Furthermore, the contract did not include provisions for better job security or salary increases reflecting workers’ experience and commitment to the University—provisions that are also standard in most other union contracts.
The four-percent pay raise that campus workers are asking for, which barely keeps pace with the rate of inflation, would amount to less than $400,000 a year. President Zimmer, meanwhile, takes in $629,000 a year.
It seems as though this decision, once again, is not about the money. It’s about the University holding power over its workers and prioritizing highly-paid managers over the rest of the workforce.

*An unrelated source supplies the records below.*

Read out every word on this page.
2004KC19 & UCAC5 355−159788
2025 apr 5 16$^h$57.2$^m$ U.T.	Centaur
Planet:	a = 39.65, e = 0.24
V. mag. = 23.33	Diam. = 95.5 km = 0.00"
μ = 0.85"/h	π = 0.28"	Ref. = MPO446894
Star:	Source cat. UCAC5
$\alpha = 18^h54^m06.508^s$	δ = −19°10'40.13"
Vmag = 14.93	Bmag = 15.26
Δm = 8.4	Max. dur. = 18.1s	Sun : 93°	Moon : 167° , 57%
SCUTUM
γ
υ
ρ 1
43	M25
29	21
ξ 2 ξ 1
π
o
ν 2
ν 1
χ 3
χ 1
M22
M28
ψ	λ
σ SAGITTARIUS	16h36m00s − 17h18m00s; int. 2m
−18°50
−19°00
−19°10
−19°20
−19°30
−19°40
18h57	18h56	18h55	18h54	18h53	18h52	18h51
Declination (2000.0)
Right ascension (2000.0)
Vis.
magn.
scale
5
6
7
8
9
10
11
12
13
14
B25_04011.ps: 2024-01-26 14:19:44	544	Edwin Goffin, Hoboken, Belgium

This culture of overwork plays out in the day-to-day lives of those who keep our dorms clean and our buildings running smoothly.
One worker, who had been at the University for over 30 years, reported that when he began his job, three managers oversaw the 143 workers in his division. But this year, 75 highly-paid managers oversaw the same 143 workers. Newly added positions included “client service manager” and “purchasing specialist.” There is no practical reason for this absurd addition of personnel; much like Da Mare’s bureaucracy, an environment has been created where managers can be well paid for cushy jobs, while those doing the labor are poorly compensated.
Not only are managers overpaid, but workers are overstressed. In many divisions on campus, cuts in personnel mean fewer workers have to do excessive amounts of work. Consequently, workers are forced to work overtime even on days, such as Martin Luther King Day, that their contracts guarantee them time off.
And because of the unfair wages, exemplified in the recent contract offer, many campus workers live in distant areas, including locations in Indiana, because the pay that the U of C provides is not sufficient to afford the cost of living in Hyde Park, or even in Chicago.
Also troubling is the intimidation experienced by many workers. It is so great that, for example, when a campus worker wanted to discuss the problems of overwork with a coworker, she only felt safe talking while hiding in a storage closet.
The good news is that workers are not standing for these abuses. They have already started organizing for a better contract with the support of Students Organizing United with Labor (SOUL), an RSO I’m proud to work with. Workers voted down their contract 533–47 (a historic first at the U of C), and SOUL’s rally first week drew over 200 people.
And now it’s time that we start working with our campus workers. They are fighting for the basic respect and due process that we, as students, take for granted. As students, we are $50,000-a-year stakeholders in this University. Our money should go toward everyone who makes our education possible—our professors, graduate students, and our campus workers.
So give President Zimmer a call and let him know that you appreciate all the hard work campus workers do to make our university run and that they deserve a better contract. (His digits are (773) 702–8001.) And support workers’ efforts by voting with your feet at a rally they organize.
Learning does not happen in a vacuum. We should respect the workers who maintain these halls of wisdom.